I think that the announcement means that there will be images and metadata made available by Shutterstock to be used to train AI systems or other non-traditional uses with no compensation to the owners of the images or metadata (Shutterstock doesn't do any keywording). In spite of their claims about rigorous review, keyword spam is rife on their site

"The datasets include collections of images and 3D models from Shutterstock.AI's library of 400 million visual assets, along with metadata backed by rigorous human and AI review. The datasets span multiple industry categories, and have been curated to align with some of the most common computer vision applications in ecommerce, travel and tourism, self-driving cars, and consumer electronics."

Here's some pricing information on the AWS web site:

How does that $10,000 price get shared out among contributors?

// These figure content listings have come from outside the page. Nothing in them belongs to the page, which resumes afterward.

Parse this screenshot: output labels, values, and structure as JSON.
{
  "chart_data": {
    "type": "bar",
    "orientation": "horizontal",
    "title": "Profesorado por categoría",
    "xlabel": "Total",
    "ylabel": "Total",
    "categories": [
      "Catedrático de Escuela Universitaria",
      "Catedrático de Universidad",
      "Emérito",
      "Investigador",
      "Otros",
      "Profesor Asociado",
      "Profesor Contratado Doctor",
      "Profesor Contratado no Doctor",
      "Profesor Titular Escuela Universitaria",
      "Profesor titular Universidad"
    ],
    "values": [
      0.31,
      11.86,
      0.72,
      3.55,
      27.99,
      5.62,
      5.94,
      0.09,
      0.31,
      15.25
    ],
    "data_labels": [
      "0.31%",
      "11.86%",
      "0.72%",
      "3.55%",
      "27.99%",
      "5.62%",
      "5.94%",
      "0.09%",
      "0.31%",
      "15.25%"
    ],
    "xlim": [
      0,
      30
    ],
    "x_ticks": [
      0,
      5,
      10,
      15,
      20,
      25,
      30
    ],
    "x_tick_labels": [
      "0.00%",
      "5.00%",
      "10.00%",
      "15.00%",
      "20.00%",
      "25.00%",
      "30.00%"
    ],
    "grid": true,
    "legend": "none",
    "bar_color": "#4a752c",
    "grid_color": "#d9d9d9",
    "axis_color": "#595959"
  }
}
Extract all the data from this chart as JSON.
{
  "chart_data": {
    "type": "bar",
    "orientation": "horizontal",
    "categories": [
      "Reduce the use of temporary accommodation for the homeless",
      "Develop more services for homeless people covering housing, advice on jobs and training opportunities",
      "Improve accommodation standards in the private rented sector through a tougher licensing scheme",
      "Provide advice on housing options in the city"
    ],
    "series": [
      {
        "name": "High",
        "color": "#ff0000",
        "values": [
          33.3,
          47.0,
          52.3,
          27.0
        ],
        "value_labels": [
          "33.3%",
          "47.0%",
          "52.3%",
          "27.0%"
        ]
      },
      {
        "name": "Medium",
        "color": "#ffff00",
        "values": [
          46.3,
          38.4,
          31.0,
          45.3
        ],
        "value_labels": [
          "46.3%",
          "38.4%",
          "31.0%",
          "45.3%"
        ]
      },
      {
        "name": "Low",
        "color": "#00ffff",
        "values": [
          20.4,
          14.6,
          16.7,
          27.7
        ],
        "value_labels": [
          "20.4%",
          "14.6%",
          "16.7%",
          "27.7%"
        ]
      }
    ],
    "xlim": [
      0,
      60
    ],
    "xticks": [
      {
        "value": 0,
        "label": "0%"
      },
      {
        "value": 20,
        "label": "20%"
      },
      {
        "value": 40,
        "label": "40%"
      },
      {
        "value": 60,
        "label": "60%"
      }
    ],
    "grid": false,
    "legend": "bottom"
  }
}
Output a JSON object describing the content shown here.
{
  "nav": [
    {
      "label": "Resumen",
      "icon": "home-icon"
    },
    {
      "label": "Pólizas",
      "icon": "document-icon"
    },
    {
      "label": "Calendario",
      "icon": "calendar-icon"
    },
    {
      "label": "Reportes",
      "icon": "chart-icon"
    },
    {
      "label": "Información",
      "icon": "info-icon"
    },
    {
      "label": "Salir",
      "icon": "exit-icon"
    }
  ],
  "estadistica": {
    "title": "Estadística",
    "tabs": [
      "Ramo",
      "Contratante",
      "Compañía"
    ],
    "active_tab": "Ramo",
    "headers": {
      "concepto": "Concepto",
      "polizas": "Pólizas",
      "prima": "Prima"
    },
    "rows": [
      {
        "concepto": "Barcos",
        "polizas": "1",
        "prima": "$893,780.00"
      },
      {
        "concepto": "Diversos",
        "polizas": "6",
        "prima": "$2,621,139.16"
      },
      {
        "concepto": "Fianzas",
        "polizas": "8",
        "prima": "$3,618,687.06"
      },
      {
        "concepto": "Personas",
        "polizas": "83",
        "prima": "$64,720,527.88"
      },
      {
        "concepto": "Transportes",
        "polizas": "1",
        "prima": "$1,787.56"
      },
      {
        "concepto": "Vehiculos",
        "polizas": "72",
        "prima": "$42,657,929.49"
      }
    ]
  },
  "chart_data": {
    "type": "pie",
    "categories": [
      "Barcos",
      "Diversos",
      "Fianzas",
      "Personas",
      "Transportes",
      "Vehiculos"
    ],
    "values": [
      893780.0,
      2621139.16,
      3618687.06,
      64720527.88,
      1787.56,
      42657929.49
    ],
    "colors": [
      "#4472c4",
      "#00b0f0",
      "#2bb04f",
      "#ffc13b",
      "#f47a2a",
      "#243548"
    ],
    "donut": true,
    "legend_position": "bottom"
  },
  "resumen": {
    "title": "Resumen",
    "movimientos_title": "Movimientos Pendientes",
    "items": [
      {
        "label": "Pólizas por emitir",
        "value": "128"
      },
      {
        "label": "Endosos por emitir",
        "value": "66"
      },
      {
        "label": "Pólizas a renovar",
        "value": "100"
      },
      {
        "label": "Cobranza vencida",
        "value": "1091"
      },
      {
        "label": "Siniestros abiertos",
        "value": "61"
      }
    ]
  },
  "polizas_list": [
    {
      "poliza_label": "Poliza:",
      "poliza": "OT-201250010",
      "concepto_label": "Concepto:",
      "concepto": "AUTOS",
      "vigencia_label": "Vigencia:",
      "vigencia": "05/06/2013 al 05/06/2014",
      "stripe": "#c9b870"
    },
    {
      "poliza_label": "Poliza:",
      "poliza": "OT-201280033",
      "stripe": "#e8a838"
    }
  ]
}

From the description on AWS as to what you get for your (minimum) $10,000, you're not licensing content, rather "This data license gives you the right to train models for the duration of the subscription. Data sets will be published to your S3 bucket." I could easily see how Shutterstock would decide nothing was due in royalties for training models, even though without contributor content they'd have nothing to offer.

Contributors get shared a reset on january

If keyword spam is a true problem then everything will be classified as "background" :-)

“A machine learning algorithm walks into a bar. The bartender asks, ‘What’ll you have?’ The algorithm says, ‘What’s everyone else having?’”

Comments in this thread can be qualified as a brainstorming for a company which puts efforts to pay less for us. Especially when it is, indeed, possible to separate a background info noise from the value data.

I wonder if hidden in one of the changes to the TOS was something saying they could profit off our keywording (intellectual property) without paying us.